I still see a counselor every month.  Having someone in my life who couldn’t care less, and couldn’t care more has been one of the best investments I’ve ever made in my life, my marriage, and my ministry.  I never knew it could be this good.  As pastors, we must understand that it is okay to admit when we’re not okay.  If that’s you, get help.  Take action.  Your ministry depends on it.

Are you okay?

My hope in sharing my story with you is to give you permission to take an honest look at your life.  Too many pastors have spent too long faking out the entire world (including themselves), attempting to convince everyone that they’re okay.  They’ve hidden behind big wood desks and big wood pulpits.  My heart’s desire is that something in my story would inspire you to have the courage to face yourself.

The up-the-middle church reality requires us to face many obstacles:  starting whole organizations, moving across the country, taking on demons, and facing the gates of hell, but I contend that for many of us, the biggest obstacle we’ll ever face is ourselves.  Having the courage to face who we really are, where we’ve really come from, and all that we’ve went through is by far the largest giant we’ll ever have to face.

Have you faced yourself?

The only way for your church to become everything God wants for it to be is when you start with the courage to face yourself.  If your stomach is in knots right now as you read this, then you’re not okay.  You’re not weak; you’re just not okay.  And that’s okay.  It’s okay for you to admit you’re not okay.
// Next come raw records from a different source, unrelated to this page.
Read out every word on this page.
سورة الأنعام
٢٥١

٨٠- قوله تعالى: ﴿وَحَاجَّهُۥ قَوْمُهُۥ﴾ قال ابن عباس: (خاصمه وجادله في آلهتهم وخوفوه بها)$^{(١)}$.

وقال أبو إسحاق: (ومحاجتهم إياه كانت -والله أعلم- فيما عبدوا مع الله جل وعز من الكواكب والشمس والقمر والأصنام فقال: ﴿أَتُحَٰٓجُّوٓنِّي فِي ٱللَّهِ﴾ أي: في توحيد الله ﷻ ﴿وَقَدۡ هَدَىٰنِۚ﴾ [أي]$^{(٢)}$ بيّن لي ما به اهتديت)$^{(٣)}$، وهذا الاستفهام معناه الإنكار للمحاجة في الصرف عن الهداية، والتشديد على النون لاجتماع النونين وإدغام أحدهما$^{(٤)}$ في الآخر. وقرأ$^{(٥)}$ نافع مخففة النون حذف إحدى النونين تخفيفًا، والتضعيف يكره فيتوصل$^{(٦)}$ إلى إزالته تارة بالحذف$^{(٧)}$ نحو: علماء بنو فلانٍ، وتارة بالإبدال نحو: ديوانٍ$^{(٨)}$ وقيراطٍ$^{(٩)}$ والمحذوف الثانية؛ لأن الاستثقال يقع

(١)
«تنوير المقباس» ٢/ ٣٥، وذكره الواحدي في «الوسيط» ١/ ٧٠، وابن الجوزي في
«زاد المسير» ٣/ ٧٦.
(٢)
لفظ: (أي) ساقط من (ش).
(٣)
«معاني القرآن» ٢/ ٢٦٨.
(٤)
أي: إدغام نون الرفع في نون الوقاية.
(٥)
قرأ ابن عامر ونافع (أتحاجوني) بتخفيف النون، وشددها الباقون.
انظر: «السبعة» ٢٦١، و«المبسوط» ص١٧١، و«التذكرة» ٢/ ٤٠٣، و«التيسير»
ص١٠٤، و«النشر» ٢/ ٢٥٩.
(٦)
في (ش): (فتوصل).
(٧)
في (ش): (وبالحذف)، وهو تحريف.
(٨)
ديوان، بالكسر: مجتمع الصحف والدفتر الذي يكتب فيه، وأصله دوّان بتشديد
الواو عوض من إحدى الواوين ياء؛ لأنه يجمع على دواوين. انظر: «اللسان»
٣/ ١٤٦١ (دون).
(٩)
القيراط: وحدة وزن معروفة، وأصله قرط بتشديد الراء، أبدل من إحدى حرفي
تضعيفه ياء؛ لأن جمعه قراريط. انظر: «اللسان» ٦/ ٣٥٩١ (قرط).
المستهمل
I challenge you to have the courage to tell somebody.  Seek out a mental health counselor who knows how God created the human brain and body to work.  They can give you insight into why you are the way you are.  You’ll be a better husband, father, pastor, leader, and friend.  I can truly say there is no greater feeling than to pastor and lead people from a foundation of wholeness in my heart.  It could be the most important thing you ever do.  Perhaps it’s time to go up-the-middle into your heart?

A Word about Accountability

Pastoring an up-the-middle church can be one of the loneliest places on the planet.  And if we’re being honest, accountability can be really hard to come by.  The bottom line is this:  We need accountability.  It is a non-negotiable for an up-the-middle pastor.  Our lives are just too difficult, and the pressure is just too great not to have someone in your life that you can be absolutely truthful and honest with.

The reality for each of us is this:  We are only as accountable as we want to be.  The choice is ours.  We can live bound, or we can live free.  We can live whole, or we can live a dual reality.  I want to challenge you to do whatever it takes to get accountable with someone as soon as possible.  There’s too much at stake not to.